“It was more than my young heart could bear. I did not know then that I was just looking for some excuse for stinging him and now it had come. I had never flirted; I had met Mr. Winslow under proper conditions and circumstances. He had always been courteous to me. I had been true to Jamie, though my love had faltered. Next day’s mail brought a letter to my aunt and one to me; the one to aunt was from Jamie. I do not know what it contained, but it was of such a nature that she heaped a tirade of abuse on me.

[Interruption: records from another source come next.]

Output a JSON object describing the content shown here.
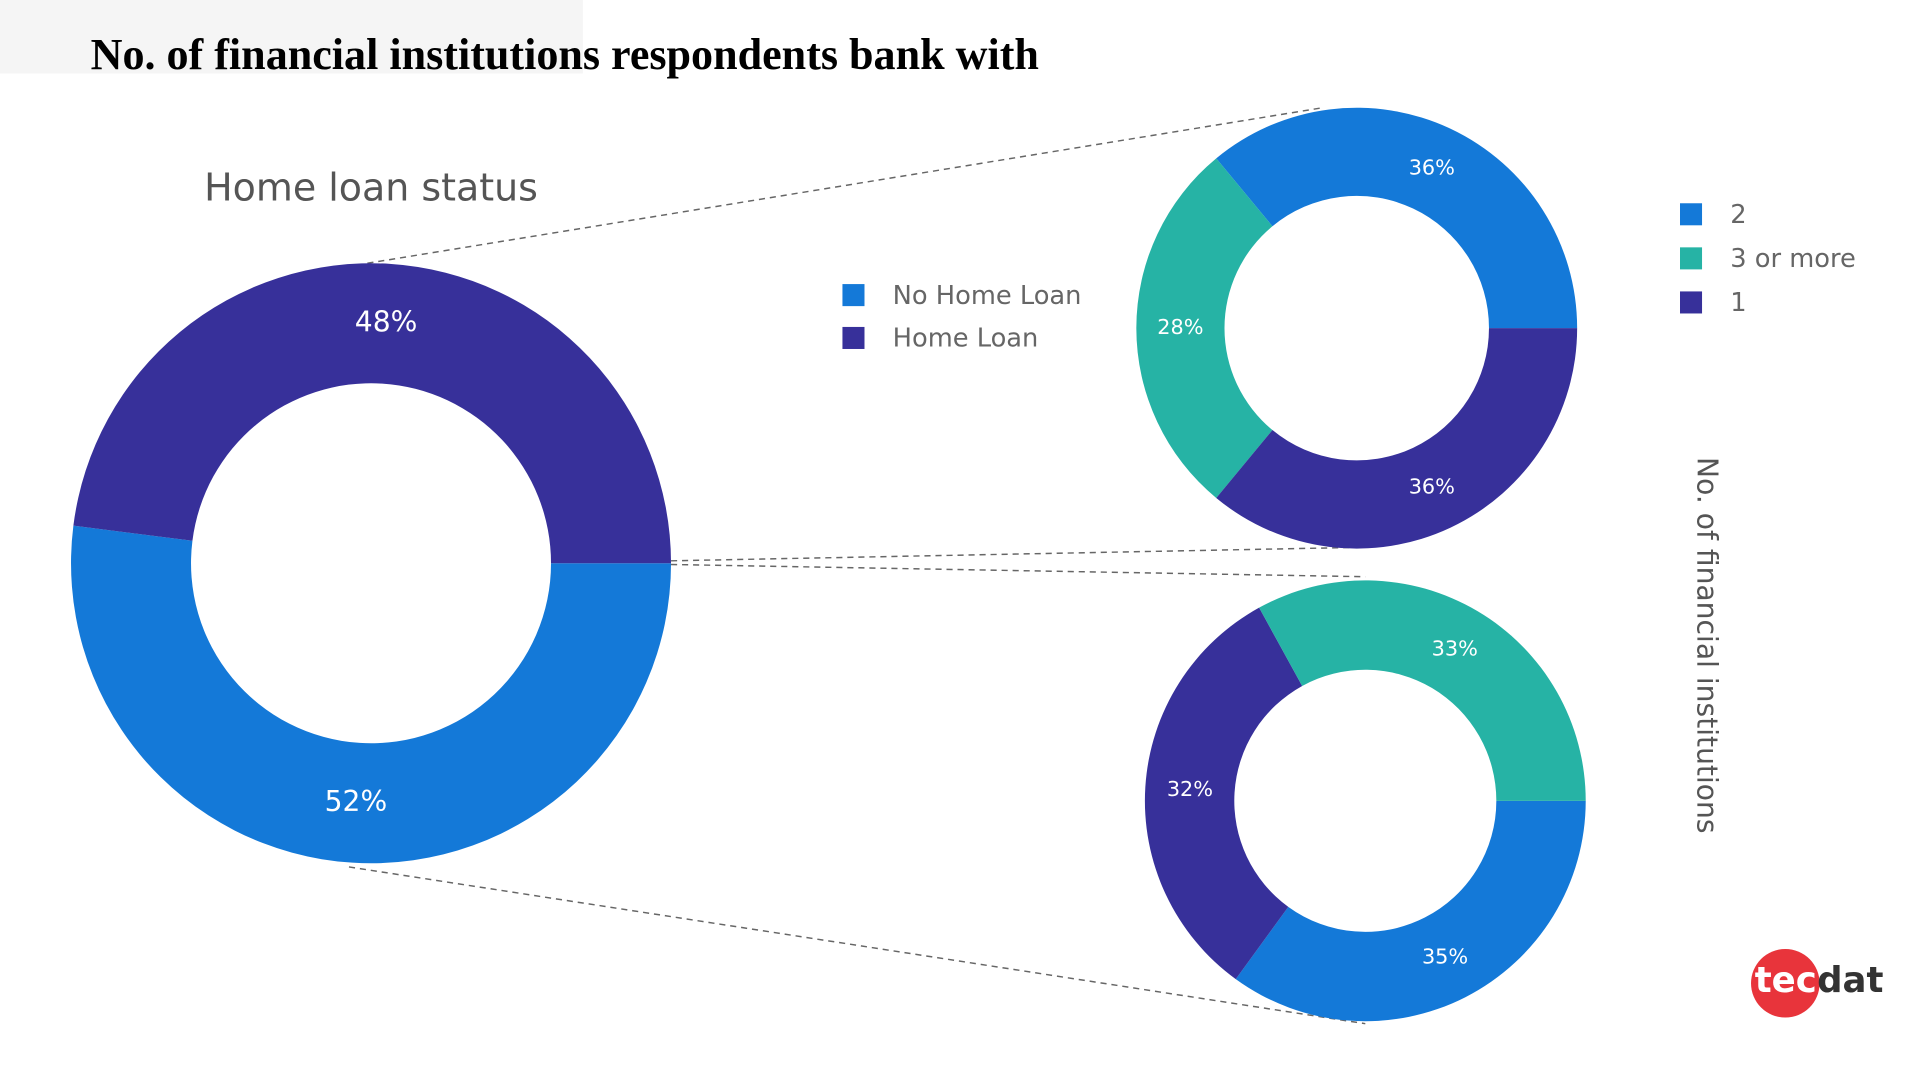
{
  "title": "No. of financial institutions respondents bank with",
  "side_label": "No. of financial institutions",
  "logo": {
    "left": "tec",
    "right": "dat"
  },
  "chart_data": [
    {
      "type": "donut",
      "title": "Home loan status",
      "categories": [
        "No Home Loan",
        "Home Loan"
      ],
      "values": [
        52,
        48
      ],
      "value_labels": [
        "52%",
        "48%"
      ],
      "colors": [
        "#1479d8",
        "#37309a"
      ]
    },
    {
      "type": "donut",
      "categories": [
        "2",
        "3 or more",
        "1"
      ],
      "values": [
        36,
        28,
        36
      ],
      "value_labels": [
        "36%",
        "28%",
        "36%"
      ],
      "colors": [
        "#1479d8",
        "#26b3a5",
        "#37309a"
      ]
    },
    {
      "type": "donut",
      "categories": [
        "2",
        "3 or more",
        "1"
      ],
      "values": [
        35,
        33,
        32
      ],
      "value_labels": [
        "35%",
        "33%",
        "32%"
      ],
      "colors": [
        "#1479d8",
        "#26b3a5",
        "#37309a"
      ]
    }
  ]
}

“‘Just to think!’ said she. ‘I’ve worked and done for you all these years and tried to raise you decent, and done all this for my poor dead sister’s sake, and when I’ve got you fit to marry a good man, you go and spoil it all by takin’ up with a fop you nor the Lord don’t know nothin’ about.’
“The letter which I had tucked away in my bosom was from Mr. Winslow. It stated that he was going to visit in this city and he would be glad to have me join him. ‘I know,’ it said, ‘that you will have to invent some excuse for your absence from home, but that can be arranged by your saying you met my cousin, while in Franklin, and she will write you soon, asking you to spend a week with her in Chicago. She is the wife of a railroad man and will send you transportation.’
“My mind was quickly made up; I would not stand my aunt’s abuse and Jamie’s insults. If Mr. Winslow liked me, as he said, he would probably propose to me and we would get married, ‘so there now.’ That letter was followed two days later by one from Mr. Winslow’s cousin, enclosing a ticket, which auntie did not know from a pass. The invitation was pressing and I came here.”
“But go on,” said I, as the long pause seemed to add solemnity to the stillness. “Tell me more of Jamie, of Winslow and of this,” said I, with a wave of my hand, indicating the interior of the spacious house.
“Be patient,” she said, and then continued.
“Winslow met me at the station, then it was a ceaseless round of theaters, dinners and other amusements, which were new to my unsophisticated mind. His cousin was a myth. The woman who claimed to be his relative was none other than a hireling, who did all in her power to assist him in entrapping me. The speed with which I fell was something terrific; the bottomless pit of Hell was not very far away and I was an easy victim to the seductive plans of my pretended friend. The scene of my defamation is still fresh in my mind. It seems but yesterday, since he called for me at the home of the supposed cousin. Oh, the blackness of that night as it now appears to me, is only intensified and made more dismal, when I think of the lights, the gay music, the finely arrayed women and the entrancing wine; it was a long night of song and revelry, only to end in the beginning of a long day of miserable, torturing, painful existence. That fortress of purity, which is all a girl has upon which she can rely at all times, was stormed. The excitement, the glittering lights, and the enchanting environment added such argument as the man lacked in his make up. I suppose I was an easy victim, wine dulled my senses to such an extent that, as God is my judge, I was not wholly responsible for my acts; when morning came I awoke and knew that the great white star of virginity, which I had heretofore followed, had been transformed into a dull leaden aspect, which would only bespeak for me sullen misery and degradation.”
“Where did it all happen?”
“Right here in this house,” sighed the woman.